M. Maurras songe-t-il à l’histoire politique, lorsqu’au début d’Anthinea, passant, en route vers la Grèce, près des îles Éoliennes, il évoque la venue d’Ulysse chez le maître des vents ? Éole, ayant fêté Ulysse un mois dans son île lui remit, au départ, les vents enfermés dans une outre en peau de bœuf.
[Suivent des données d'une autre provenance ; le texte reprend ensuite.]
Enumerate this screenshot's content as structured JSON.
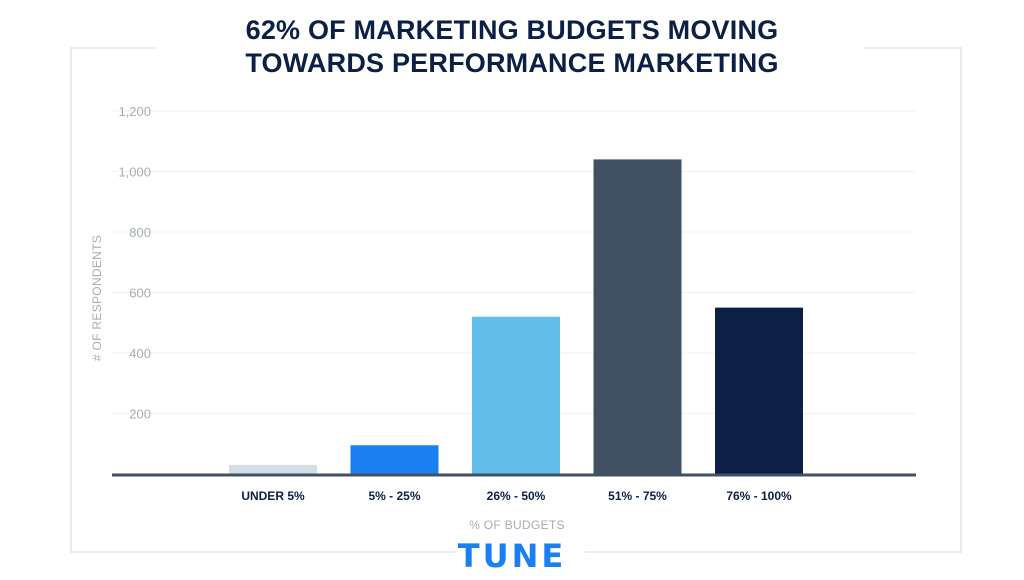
{
  "title_lines": [
    "62% OF MARKETING BUDGETS MOVING",
    "TOWARDS PERFORMANCE MARKETING"
  ],
  "logo": {
    "text": "TUNE",
    "color": "#1a7ff0"
  },
  "chart_data": {
    "type": "bar",
    "title": "62% OF MARKETING BUDGETS MOVING TOWARDS PERFORMANCE MARKETING",
    "xlabel": "% OF BUDGETS",
    "ylabel": "# OF RESPONDENTS",
    "categories": [
      "UNDER 5%",
      "5% - 25%",
      "26% - 50%",
      "51% - 75%",
      "76% - 100%"
    ],
    "values": [
      30,
      95,
      520,
      1040,
      550
    ],
    "colors": [
      "#d3dfe3",
      "#1a7ff0",
      "#62bde8",
      "#3f5163",
      "#0c1f45"
    ],
    "ylim": [
      0,
      1200
    ],
    "yticks": [
      200,
      400,
      600,
      800,
      1000,
      1200
    ],
    "ytick_labels": [
      "200",
      "400",
      "600",
      "800",
      "1,000",
      "1,200"
    ],
    "grid": true,
    "axis_color": "#3f5163",
    "grid_color": "#eef2f4"
  }
}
Mais quand « par l’imprudence et le pauvre esprit de ses compagnons, Ulysse revint, fouetté de nouvelles tempêtes, éprouvé de nouveaux revers, Éole n’eut que de l’horreur : « Va-t’-en, s’écria-t-il du plus loin qu’il l’eût aperçu, fuis au plus vite de cette île, ô le plus méchant de tous les mortels. Il ne m’est pas permis ni de recevoir ni d’abriter un homme que les dieux immortels ont déclaré leur ennemi. Va, fuis, puisque tu viens dans mon palais chargé de leur haine et de leur colère. » Ulysse qui trouvait Éole inhumain ne l’accusa pas d’injustice. Le plus sage et le plus patient des hommes savait qu’il convient de ne pas être trop malheureux. C’est une espèce de devoir. Qui se sent trahi par les dieux et rejeté de la fortune n’a qu’à disparaître du monde auquel il ne s’adapte plus. Ulysse, il est vrai, persista, et le héros supérieur aux circonstances par la sagesse éleva son triomphe sur l’inimitié du destin[1]. » Ainsi la race royale, trahie par l’imprudence et le pauvre esprit de mauvais compagnons, a représenté depuis Louis XIV une série lamentable de destinées en butte à la colère des dieux. Sortis de l’outre dont elle était la gardienne, les vents ont brisé le vaisseau qu’elle menait et blessé les passagers téméraires. L’histoire devant ce grand naufrage ne peut que s’émouvoir de tristesse et de pitié. N’était-il pas naturel que des sentiments pareils à ceux d’Ulysse pénétrassent dans ces cœurs, et que l’enfant du miracle, baptisé par

  1. Anthinea, p. 7.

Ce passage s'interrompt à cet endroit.